GOLD / SILVER
While outside market conditions are conducive to the gold and silver rallies this morning, the gold market should draft additional lift from World Gold Council indications that central banks purchased a record amount of gold (399 tons) in the 3rd quarter 2022. However, in a strange development the World Gold Council has yet to announce the source of a substantial amount of “unreported buying”. It is important to note that despite a decline of 8% in gold ETF holdings in the 3rd quarter year-to-date gold demand overall has returned to “pre-pandemic levels”. According to the WGC world gold demand reached 1,181 tons in the 3rd quarter and posted a 28% gain versus the 2021 quarter. While mining production in the 3rd quarter increased, recycled gold fell by 6% and hedging dropped off by nearly 20%. Yesterday gold ETF holdings declined by 60,953 ounces pushing the year-to-date decline in holdings to 2.8%. In another minor negative overnight Indian gold jewelry retailers are reporting lackluster interest and in significant longer-term development Indian consumers are reportedly shifting their gold holdings into ETF instruments over physical holdings. Fortunately for the bull camp, the net spec and fund long in gold remains near 3-year lows and the jump in central bank purchases could help establish strong fundamental value on the charts around $1,625.
PALLADIUM / PLATINUM
With a major failure range down extension in palladium yesterday, the fear of softening global demand has likely prompted speculative selling in Palladium. In retrospect, the massive divergence between palladium and platinum over the last 30 days might be a sign that substitution from high-cost palladium to lower cost platinum is finally being anticipated by the trade. Keep in mind that earlier this year, China bought significant quantities of PGM supply from Russia and China probably holds significant buffer stocks. To determine chart support in December palladium after yesterday’s major failure requires weekly charts which produce initial support today at $1,770. Yesterday palladium ETF holdings increased by 2441 ounces but remain down 17% year-to-date. Like the palladium market, platinum came under very aggressive liquidation pressure off surging demand fear following news of a worsening of the daily Chinese infection rate. However, unlike palladium, the platinum market held a relatively large net spec and fund long positioning of 15,000 contracts, thereby leaving the potential for further declines to start the month of November.

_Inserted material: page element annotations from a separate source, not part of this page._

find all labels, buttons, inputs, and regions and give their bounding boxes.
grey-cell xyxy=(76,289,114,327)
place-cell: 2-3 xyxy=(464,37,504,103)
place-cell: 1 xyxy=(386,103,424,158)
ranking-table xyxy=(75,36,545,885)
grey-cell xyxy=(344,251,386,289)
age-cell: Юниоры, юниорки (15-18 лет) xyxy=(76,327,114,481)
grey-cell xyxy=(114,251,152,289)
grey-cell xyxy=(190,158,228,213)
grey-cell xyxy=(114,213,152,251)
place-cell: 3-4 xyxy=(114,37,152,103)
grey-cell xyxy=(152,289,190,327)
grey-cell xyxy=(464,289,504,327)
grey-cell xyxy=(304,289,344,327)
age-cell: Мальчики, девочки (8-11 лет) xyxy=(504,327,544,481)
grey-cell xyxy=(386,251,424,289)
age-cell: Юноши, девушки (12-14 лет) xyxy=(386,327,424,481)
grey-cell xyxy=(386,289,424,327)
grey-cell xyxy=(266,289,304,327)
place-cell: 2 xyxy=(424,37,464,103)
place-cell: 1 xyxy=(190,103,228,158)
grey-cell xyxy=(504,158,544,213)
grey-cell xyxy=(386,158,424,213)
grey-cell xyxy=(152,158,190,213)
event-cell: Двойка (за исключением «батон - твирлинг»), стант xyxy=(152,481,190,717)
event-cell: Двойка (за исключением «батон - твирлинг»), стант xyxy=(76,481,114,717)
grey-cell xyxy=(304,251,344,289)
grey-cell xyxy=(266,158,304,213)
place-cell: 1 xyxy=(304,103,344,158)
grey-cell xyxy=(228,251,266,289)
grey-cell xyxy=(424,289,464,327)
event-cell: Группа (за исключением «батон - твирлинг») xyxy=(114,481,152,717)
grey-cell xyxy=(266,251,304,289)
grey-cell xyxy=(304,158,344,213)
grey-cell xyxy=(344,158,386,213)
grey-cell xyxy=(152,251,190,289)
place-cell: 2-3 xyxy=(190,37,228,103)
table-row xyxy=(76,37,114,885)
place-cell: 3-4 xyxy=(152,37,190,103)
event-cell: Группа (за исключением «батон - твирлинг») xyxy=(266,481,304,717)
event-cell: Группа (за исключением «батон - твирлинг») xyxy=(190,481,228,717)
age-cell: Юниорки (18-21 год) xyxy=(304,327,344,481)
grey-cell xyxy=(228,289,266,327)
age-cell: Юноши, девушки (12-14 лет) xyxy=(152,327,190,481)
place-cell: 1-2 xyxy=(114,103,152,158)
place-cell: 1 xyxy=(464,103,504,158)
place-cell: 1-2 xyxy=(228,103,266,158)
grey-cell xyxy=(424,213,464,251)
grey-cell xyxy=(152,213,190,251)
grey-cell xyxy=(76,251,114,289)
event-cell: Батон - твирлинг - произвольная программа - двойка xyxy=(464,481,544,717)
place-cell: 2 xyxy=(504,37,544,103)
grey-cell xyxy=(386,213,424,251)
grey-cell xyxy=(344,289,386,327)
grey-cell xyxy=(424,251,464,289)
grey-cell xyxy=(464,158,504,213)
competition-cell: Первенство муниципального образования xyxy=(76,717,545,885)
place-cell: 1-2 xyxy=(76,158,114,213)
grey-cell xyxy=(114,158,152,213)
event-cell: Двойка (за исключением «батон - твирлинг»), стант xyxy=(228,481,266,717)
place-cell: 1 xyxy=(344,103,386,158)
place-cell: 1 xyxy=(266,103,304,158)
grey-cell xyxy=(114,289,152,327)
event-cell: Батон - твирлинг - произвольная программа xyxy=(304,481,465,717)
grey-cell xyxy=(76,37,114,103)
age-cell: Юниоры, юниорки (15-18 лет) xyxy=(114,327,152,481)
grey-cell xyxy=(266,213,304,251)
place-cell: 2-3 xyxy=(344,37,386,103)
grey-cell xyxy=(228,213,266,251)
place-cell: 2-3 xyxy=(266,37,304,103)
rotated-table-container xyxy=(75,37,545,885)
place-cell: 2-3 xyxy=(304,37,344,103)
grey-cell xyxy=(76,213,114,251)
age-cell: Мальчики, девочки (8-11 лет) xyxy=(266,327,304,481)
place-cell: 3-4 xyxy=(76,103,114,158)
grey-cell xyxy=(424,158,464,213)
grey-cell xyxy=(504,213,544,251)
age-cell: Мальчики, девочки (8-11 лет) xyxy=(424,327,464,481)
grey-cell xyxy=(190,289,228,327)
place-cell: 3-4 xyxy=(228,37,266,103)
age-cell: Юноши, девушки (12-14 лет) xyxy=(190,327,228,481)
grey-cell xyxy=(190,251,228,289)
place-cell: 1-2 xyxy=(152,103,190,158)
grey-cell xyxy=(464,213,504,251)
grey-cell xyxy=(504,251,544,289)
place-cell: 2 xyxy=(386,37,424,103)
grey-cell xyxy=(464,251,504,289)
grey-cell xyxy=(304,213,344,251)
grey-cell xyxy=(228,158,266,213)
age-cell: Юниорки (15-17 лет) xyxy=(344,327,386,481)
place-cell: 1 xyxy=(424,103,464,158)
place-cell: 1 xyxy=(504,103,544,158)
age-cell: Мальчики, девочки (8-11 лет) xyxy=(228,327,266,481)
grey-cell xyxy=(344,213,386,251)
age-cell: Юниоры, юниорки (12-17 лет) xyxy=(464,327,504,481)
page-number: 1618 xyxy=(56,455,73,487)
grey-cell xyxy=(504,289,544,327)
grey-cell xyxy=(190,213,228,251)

Apparently, global copper prices overnight bounced off improved global demand views but another large (6,700 tons) daily outflow from LME warehouse stocks reiterates the tightening supply condition in the copper trade. In fact, LME copper warehouse stocks have declined by 36,525 tons in the past 2 weeks and have declined in 9 of the last 11 trading sessions. Unfortunately for the bull camp, the Covid situation in China continues to worsen and October Caixin PMI readings for October highlighted a slowing Chinese economy. However, according to the most recent Chinese customs data, Chinese imports of copper scrap in September were up by nearly 8% over August and reached the highest level since April. Countervailing increased Chinese interest in Chinese scrap copper in September was a decline of 16.6% in the import of copper anode. Rounding out the Chinese September customs report on the copper sector is an increase of 25.6% in the import of unwrought copper. While we think soft demand fears will control over tight supply news, extreme supply tightness remains in place in China and that could offset selling interest off the Covid breakouts in China.